Falluja im Irak gilt als Stadt der Moscheen. Doch seit Wochen beten tausende Muslime nicht mehr in den zahlreichen Gotteshäusern, sondern auf den Straßen und öffentlichen Plätzen und demonstrieren so gegen die Regierung in Bagdad. Die Einwohner von Falluja sind mit ihrem Protest nicht alleine: In den sunnitischen Provinzen des Irak gehen seit Wochen zigtausende Sunniten auf die Straße und stürzen die Regierung von Premierminister Nuri al-Maliki in eine der größten Krisen seit 2007.
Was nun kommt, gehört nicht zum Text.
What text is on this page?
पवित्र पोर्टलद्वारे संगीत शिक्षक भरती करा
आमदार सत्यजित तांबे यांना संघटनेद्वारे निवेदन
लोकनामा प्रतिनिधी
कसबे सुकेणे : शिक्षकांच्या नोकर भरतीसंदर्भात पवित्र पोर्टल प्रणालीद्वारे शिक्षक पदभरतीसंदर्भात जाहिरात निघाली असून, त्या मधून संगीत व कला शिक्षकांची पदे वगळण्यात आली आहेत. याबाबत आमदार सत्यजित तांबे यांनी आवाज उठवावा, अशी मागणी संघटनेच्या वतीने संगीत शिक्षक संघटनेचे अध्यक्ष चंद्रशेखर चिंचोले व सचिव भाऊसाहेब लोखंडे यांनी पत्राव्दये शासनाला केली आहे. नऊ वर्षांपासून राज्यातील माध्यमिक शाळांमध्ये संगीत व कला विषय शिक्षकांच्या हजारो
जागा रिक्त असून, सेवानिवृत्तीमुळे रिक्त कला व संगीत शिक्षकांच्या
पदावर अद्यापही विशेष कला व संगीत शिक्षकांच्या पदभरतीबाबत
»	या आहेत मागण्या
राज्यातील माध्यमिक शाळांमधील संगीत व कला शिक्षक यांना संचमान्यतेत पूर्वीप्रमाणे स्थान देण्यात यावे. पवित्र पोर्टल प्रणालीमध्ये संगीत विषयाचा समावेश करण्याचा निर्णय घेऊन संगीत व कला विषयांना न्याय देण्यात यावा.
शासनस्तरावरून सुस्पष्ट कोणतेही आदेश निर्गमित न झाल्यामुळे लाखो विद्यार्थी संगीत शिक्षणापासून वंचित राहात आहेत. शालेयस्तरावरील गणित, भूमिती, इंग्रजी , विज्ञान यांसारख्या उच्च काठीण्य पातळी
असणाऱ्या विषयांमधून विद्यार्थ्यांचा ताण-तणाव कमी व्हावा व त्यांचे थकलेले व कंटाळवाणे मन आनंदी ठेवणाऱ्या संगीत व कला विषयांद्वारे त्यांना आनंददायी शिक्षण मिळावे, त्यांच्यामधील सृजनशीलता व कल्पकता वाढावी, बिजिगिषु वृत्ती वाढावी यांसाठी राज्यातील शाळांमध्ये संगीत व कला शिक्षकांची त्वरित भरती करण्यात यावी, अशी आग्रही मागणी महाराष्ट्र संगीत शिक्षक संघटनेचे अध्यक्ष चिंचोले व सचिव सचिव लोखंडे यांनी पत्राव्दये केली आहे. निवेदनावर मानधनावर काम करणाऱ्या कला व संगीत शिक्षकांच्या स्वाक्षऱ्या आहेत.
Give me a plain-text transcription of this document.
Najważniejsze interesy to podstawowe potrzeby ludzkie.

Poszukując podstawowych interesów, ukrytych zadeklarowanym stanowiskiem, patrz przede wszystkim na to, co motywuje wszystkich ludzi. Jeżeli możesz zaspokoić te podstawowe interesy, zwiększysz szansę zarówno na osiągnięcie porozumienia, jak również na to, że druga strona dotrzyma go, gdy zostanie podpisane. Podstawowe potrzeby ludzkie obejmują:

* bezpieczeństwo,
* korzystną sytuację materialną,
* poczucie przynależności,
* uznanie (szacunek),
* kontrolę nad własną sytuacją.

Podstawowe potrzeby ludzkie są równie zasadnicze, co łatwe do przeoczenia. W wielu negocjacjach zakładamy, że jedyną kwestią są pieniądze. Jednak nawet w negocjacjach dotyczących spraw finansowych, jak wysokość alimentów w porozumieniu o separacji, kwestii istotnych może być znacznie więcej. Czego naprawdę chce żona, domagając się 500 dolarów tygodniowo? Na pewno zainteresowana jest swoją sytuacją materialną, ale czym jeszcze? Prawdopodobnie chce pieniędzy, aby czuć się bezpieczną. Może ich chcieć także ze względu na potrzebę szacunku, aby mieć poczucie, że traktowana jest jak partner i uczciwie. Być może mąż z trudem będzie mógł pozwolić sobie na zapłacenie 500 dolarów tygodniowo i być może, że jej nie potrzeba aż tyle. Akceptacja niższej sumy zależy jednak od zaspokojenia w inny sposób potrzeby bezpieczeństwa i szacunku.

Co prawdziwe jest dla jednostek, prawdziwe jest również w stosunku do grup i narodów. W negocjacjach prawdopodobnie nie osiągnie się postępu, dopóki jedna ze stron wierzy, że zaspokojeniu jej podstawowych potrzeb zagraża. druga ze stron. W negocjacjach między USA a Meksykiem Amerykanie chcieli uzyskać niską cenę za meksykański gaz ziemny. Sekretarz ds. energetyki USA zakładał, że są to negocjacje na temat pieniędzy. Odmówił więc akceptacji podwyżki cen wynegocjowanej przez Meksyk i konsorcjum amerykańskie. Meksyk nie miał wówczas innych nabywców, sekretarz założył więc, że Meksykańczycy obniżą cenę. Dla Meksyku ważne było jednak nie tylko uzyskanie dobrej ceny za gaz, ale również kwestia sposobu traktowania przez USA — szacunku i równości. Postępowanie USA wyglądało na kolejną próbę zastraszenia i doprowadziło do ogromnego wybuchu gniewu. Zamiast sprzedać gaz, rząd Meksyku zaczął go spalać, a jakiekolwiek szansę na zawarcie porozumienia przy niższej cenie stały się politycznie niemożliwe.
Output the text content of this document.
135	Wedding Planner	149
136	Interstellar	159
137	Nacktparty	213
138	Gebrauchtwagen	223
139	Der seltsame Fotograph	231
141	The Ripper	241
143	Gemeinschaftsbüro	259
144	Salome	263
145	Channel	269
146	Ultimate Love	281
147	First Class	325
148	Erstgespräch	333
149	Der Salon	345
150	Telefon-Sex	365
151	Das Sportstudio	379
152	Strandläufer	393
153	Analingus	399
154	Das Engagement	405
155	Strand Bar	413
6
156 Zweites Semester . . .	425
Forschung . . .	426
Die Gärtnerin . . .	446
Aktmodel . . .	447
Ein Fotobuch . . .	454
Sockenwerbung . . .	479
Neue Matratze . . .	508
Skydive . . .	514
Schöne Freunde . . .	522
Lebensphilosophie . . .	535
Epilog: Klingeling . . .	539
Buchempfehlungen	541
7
Begonnen haben die Kundgebungen im Dezember 2012 in der westirakischen Provinz Al-Anbar, nachdem die Leibwächter des sunnitischen Finanzministers Rafia al-Issawi wegen Terrorismusverdachts festgenommen worden waren. Der Schritt brachte für viele, die den Schiiten Maliki bezichtigen, gezielt Sunniten zu diskriminieren, das Fass zum Überlaufen. Weiter aufgeheizt wurde die Stimmung, als dutzende irakische Frauen in den sunnitischen Stammesgebieten Al-Anbars festgenommen wurden. Die Wut breitete sich wie ein Flächenbrand von den Städten Ramadi und Falluja über Bagdad bis in die nördlicheren sunnitischen Gebiete Iraks aus. Mittlerweile gibt es fast täglich Demonstrationen, Straßenblockaden und auch tödliche Zusammenstöße mit den Sicherheitskräften. (Siehe Landkarte mit dem Verlauf der Demonstrationen seit 23. Dezember am Ende des Artikels.)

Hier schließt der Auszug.